When I first saw it I just assumed it was about 2 guys who are obsessed with William Shatner due to loving Star Trek as kids. However there’s so much more to it. The film is about importance of Sci-Fi to some people, the importance of the escapism. It also discusses issues of growing old as well as relationships. It basically plays out like a Seinfeld episode written by Kevin Smith.

Mark and Robert are struggling writers in Los Angeles as well as die hard sci-fi geeks. They’re unhappy with work and unlucky with love and dealing with turning 30. 

There’s more pop culture reference than what’s good for it (in theory) and the dialogue occasionally sounds too forced but regardless these are my friends. As I listen to these guys make Star Wars references and get excited at a chance to see Wrath of Khan on the big screen I can’t help but see myself and my friends in these people. 

One of the biggest elements of the movie that appealed to me was that Mark and Robert aren’t show as socially inept. While they have action figures and obsess over a 70’s TV show that doesn’t mean the women don’t date them. This isn’t the Big Bang Theory. 

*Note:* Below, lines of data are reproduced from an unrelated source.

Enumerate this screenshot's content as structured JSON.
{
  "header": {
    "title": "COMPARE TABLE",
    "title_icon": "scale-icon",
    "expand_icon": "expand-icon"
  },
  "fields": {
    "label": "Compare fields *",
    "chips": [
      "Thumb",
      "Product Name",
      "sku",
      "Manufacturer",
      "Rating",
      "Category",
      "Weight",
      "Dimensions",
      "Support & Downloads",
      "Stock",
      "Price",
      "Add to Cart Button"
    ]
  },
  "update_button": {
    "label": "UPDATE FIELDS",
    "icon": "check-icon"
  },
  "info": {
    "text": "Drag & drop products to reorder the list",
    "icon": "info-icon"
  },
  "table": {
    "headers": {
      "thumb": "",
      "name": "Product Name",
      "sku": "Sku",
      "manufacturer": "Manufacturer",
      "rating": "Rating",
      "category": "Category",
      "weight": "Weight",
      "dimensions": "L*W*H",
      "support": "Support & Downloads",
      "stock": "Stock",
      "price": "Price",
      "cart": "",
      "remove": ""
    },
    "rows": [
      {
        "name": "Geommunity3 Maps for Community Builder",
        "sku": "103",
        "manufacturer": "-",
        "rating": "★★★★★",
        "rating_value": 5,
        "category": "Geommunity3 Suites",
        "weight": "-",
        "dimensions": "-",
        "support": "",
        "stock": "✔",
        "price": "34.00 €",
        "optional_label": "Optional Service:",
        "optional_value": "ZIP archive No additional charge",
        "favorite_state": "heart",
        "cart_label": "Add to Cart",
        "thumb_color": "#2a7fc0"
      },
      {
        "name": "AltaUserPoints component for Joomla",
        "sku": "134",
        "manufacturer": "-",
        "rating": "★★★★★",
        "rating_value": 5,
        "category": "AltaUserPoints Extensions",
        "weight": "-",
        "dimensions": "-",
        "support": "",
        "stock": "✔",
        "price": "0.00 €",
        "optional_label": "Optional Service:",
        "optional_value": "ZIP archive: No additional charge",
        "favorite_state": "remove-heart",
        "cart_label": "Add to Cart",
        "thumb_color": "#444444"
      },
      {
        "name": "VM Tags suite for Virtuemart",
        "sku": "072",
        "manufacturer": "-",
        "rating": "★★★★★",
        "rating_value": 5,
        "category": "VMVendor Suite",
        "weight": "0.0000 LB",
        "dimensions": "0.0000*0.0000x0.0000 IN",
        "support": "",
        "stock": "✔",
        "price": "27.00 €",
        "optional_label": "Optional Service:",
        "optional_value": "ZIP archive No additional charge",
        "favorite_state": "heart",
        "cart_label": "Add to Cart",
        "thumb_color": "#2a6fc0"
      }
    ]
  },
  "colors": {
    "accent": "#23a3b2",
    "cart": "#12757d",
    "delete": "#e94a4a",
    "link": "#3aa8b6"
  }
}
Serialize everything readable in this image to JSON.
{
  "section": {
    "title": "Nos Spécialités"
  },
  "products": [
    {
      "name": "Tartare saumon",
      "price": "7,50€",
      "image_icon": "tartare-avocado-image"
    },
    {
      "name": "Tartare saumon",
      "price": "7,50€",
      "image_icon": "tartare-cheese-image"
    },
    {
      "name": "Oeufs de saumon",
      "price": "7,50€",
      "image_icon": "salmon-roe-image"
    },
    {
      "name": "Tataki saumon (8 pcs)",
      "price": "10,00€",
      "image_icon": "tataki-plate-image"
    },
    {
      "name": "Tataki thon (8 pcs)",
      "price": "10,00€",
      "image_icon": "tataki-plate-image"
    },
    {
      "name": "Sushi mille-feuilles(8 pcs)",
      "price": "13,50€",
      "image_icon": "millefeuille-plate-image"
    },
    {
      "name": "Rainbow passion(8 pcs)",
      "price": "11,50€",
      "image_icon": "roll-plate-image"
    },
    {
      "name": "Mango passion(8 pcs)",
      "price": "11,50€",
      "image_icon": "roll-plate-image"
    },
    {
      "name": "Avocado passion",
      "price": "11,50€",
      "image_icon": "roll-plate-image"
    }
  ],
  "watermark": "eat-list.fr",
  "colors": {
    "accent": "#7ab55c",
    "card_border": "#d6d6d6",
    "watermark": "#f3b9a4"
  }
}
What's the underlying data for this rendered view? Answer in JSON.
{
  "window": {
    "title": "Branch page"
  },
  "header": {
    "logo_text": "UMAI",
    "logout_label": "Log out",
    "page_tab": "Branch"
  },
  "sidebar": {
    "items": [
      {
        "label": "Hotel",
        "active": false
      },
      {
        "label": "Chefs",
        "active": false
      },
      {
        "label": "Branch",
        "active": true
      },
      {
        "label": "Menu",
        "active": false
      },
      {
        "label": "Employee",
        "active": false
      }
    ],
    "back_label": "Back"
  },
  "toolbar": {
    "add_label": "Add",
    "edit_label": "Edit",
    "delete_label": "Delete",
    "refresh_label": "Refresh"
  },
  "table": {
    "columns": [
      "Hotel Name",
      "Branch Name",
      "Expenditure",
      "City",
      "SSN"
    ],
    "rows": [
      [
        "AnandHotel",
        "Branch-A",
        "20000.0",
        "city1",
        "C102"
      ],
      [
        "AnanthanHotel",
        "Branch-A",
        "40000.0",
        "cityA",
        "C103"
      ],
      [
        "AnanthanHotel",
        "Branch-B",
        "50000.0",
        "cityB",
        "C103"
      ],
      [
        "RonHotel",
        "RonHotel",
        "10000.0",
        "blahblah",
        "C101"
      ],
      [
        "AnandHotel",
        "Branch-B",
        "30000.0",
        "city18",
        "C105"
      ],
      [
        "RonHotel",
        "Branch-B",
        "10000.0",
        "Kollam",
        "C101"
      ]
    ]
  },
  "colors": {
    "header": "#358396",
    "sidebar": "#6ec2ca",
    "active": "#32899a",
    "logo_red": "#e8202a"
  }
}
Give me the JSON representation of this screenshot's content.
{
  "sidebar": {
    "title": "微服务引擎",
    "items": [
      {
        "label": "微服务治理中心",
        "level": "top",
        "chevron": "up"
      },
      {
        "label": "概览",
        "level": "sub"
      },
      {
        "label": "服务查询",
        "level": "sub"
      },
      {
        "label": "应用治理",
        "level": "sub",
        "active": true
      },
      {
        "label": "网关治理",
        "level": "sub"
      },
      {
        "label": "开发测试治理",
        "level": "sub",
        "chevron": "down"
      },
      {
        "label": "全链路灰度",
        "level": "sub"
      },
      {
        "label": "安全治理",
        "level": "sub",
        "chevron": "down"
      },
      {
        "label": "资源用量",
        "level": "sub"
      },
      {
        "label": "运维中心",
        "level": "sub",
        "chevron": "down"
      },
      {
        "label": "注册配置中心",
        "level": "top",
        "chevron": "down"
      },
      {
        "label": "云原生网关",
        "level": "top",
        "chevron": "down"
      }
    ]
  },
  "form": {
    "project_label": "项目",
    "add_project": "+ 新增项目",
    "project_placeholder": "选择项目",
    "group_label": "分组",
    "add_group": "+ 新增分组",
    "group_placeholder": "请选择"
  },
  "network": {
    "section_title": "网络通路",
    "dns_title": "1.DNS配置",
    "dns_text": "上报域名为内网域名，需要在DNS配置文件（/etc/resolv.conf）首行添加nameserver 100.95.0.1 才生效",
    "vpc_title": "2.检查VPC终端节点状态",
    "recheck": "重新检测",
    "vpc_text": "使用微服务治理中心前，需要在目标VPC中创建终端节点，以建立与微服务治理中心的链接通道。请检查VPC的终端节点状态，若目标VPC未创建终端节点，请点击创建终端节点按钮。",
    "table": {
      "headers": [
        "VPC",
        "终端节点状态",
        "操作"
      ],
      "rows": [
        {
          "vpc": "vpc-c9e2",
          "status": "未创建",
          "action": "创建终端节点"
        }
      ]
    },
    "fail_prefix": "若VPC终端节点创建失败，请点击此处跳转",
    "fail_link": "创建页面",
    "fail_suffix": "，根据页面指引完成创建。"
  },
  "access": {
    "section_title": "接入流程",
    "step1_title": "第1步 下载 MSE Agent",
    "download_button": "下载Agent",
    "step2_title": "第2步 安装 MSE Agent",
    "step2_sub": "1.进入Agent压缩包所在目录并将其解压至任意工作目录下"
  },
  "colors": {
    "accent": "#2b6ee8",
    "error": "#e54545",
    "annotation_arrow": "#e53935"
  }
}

Their lives come to a weird place when they find themselves developing a friendship with William Shatner after running into him in a bookstore. They’re disillusioned by his porn obsession and his desire to create an all hip-hop version of Julius Caesar but they don’t allow it from keeping them from developing a bond with their childhood hero.

If you’ve ever loved science fiction, felt isolated in high school or just love pop culture based dialogue this is a movie for you.